This past week was very hectic, to say the least. Not that it was bad, but it's mostly a blur now except for a few instances. One divine meeting stands out in my mind. I made a big-ish decision for myself and in doing so had some stuff to get done to see things through. That's where our story begins... ;)
I found myself standing in line waiting to speak to someone about moving forward. My mind was racing- going over all of the possibilities, thinking about my ministry, thinking about the condition of my heart, thinking about the very successful and exciting meeting I had had with a student just an hour before. I was "in the zone," so to speak, and not so aware of my surroundings. After a few minutes of being ignorant, I glanced up. The room was a flurry of people moving about, discussing the ins and outs of their decisions. I'm easily entertained and I love people-watching so instead of pulling out my phone and playing on facebook, I brought my mind to the present and observed.
Behind me in line stood a woman who looked to be in her late 40's or very early 50's. She was about my height, maybe a bit shorter. The wear and tear of life was evident in her voice and on her still beautiful face. She had a look of determination in her eyes. She was chatting rather loudly, but very lovingly to her young teenaged daughter, Ashley (she had called her by name as I eavesdropped). Her daughter did not look excited to be so stationary, but was respectful and even offered to be helpful. After a few minutes, Ashley went and sat down, playing on her phone and waiting for her mom to be finished. Clearly a bit nervous, Anthonia was flipping through her paperwork and fidgeting with her phone. We made eye contact and I shot her an understanding and encouraging smile. (I had decided that I should just smile instead of saying anything so that I could go back to being in my own world and people-watching.) God had other plans.

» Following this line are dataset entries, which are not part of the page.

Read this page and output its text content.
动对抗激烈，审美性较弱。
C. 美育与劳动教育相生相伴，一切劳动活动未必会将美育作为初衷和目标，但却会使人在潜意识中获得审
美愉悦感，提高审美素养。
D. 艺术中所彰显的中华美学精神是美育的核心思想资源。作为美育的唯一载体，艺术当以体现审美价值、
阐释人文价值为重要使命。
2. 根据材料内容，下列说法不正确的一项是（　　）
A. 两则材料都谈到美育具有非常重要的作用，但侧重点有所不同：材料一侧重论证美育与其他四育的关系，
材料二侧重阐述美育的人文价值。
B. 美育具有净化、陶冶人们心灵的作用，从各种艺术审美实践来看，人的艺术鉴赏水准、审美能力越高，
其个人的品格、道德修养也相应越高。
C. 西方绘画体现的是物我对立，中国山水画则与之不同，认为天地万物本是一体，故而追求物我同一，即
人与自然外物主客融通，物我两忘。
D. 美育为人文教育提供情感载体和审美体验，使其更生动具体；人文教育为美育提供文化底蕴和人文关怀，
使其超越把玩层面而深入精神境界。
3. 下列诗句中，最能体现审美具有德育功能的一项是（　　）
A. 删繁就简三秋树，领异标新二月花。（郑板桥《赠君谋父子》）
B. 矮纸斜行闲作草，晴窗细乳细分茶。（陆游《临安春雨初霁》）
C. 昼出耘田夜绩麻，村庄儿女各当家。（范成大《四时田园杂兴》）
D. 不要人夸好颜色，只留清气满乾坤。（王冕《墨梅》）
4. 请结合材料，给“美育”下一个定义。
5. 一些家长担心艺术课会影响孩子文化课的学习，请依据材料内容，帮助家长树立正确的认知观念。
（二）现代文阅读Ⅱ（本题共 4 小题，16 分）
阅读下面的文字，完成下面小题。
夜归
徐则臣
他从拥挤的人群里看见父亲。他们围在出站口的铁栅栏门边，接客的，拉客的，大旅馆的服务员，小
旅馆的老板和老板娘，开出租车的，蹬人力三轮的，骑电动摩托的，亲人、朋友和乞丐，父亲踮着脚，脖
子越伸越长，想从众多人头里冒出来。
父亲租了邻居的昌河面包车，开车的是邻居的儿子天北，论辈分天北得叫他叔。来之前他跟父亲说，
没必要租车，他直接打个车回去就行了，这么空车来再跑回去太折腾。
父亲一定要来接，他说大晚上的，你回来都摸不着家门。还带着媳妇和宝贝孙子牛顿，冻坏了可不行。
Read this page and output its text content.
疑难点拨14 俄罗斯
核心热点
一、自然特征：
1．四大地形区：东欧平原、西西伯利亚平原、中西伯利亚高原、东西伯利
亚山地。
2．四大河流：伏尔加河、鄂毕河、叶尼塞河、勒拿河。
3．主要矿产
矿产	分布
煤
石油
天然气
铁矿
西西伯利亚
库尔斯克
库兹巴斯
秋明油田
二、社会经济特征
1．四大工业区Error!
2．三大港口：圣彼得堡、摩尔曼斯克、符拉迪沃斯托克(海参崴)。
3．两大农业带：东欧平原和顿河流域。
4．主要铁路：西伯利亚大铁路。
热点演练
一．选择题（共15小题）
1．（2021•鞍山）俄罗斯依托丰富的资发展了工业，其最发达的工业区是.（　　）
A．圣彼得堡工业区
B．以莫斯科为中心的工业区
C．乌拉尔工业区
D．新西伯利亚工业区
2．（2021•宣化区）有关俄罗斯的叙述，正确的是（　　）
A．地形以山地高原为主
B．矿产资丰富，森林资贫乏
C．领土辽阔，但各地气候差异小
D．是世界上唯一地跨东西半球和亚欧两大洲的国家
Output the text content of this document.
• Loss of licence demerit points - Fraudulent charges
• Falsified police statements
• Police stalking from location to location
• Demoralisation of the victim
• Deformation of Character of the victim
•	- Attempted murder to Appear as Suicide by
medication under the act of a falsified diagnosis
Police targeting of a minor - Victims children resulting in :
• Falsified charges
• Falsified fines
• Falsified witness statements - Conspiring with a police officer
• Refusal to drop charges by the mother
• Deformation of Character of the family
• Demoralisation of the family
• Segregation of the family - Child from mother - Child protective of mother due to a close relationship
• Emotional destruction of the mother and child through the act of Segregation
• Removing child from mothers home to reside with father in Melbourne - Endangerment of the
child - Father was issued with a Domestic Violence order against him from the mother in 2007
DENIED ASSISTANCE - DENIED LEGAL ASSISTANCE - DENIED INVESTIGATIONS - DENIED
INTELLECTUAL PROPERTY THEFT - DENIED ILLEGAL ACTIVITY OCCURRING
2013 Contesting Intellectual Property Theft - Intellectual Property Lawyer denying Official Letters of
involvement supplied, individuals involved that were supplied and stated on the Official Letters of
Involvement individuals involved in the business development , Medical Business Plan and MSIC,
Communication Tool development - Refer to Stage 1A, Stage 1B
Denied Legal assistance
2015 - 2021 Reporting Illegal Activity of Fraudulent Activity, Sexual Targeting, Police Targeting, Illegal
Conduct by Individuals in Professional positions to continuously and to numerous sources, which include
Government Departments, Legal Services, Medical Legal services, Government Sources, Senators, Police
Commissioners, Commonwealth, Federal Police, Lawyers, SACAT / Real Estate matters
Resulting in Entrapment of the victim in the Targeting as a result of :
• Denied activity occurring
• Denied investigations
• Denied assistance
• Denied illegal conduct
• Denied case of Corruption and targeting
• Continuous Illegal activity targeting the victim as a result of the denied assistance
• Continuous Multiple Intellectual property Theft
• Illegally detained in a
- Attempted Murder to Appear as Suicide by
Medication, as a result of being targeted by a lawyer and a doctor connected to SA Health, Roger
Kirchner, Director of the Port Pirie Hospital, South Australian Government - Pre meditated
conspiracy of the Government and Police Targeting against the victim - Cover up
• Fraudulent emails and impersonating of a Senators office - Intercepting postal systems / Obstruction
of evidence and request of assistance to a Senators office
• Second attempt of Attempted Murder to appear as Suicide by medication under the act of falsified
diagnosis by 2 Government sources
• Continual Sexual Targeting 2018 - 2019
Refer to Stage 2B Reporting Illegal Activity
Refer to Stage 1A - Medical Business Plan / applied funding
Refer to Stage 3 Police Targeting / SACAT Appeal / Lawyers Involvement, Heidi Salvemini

That smile sparked a conversation. Anthonia began speaking and sharing what she was doing there, what had led her there, and the drive behind her decisions. I listened carefully and was very engaged in the conversation, but just figured she needed to unload for a few minutes and that would be that. She asked me a few questions about myself and we bonded over the fact that we're both from big cities, Chicago and New York, and unused to such small-town living. We agreed that it's a nice change of pace, etc.. Turns out that she and Ashley only live about 10 minutes from me. She then went into more detail about her recent arrival in South Jersey. It became obvious to be that this woman was searching... for answers, for Truth, and for real Love.
I began asking more intentional questions as the Holy Spirit prompted. I asked her about Ashley. Anthonia revealed Ashley's nerves about starting at a new school (the very same school I happen to sub at once a week!) and making new friends. I told her that I know some of the kids from the school because they're in my youth group. I then explained my about my job and how God had very clearly led me here "for such a time as this." Anthonia had taken Ashley to another youth group the previous week and she had a good time, but was nervous to go back because of the small size of that youth group. She asked me many questions about my ministry and I could hardly contain myself while talking about it.
She was so excited and clearly amazed that I was there, that God had placed each of us there for that meeting. She gave me her card and wrote her cell number and new address on it. I gave her my info and encouraged her to be in touch. I was next in line and our conversation started to slow. We wished each other well as I walked away and my focus quickly turned back to the task at hand, but the conversation has lingered in my head and on my heart ever since.
There is no doubt in my mind that the Lord ordained that meeting. I still don't know why and I don't have to, but I'm really looking forward to whatever comes next. God has this way of bringing me out of myself and opening my eyes to the needs and hearts of those around me. There is nothing extraordinary about me (aside from the wonderful of joy of Christ in my life- which is huge, I know) that sets me apart from others, but it seems like God is constantly bringing people to me to vent/share. There must be some level of comfort or something that I exude and I'm so thankful. I see it not at all as a burden, but as a sweet gift from Jesus. I love being someone that others trust and feel comfortable with. What an honor that they trust me, but more importantly, that God trusts me with people's hearts. I don't claim to do or say anything great and often times I'm at a loss, but God always reveals the right words (or clamps my mouth shut when the need is simply for a listening ear).
Praise the Lord that He chooses to use me. May I never take advantage of that or lose sight of the eternal qualities that each meeting and conversation has. And praise the Lord that He uses me even when I'm wrapped up in my own life... even when I just shoot off a smile to stay closed off. Praise the Lord that each soul matters and that even when I'm being ignorant, His work is done. What a precious reminder that He chooses us... that He pursues us, in spite of ourselves. Praise the Lord that He lets me see things through His eyes, even if it takes a little slap in the face to wake me up.
God is pursuing those around us. Are we willing to plant seeds? Even in people we don't know... or in people we don't particularly care for? My prayer tonight is that my eyes and my heart would be open and sensitive to those around me, to both those I know and those I don't. It can only be done in God's strength and to Him be the glory. I sent Anthonia a card in the mail... we'll see what happens. Whatever happens (or doesn't), God is in control and I'm resting in that fact. Thanks Jesus.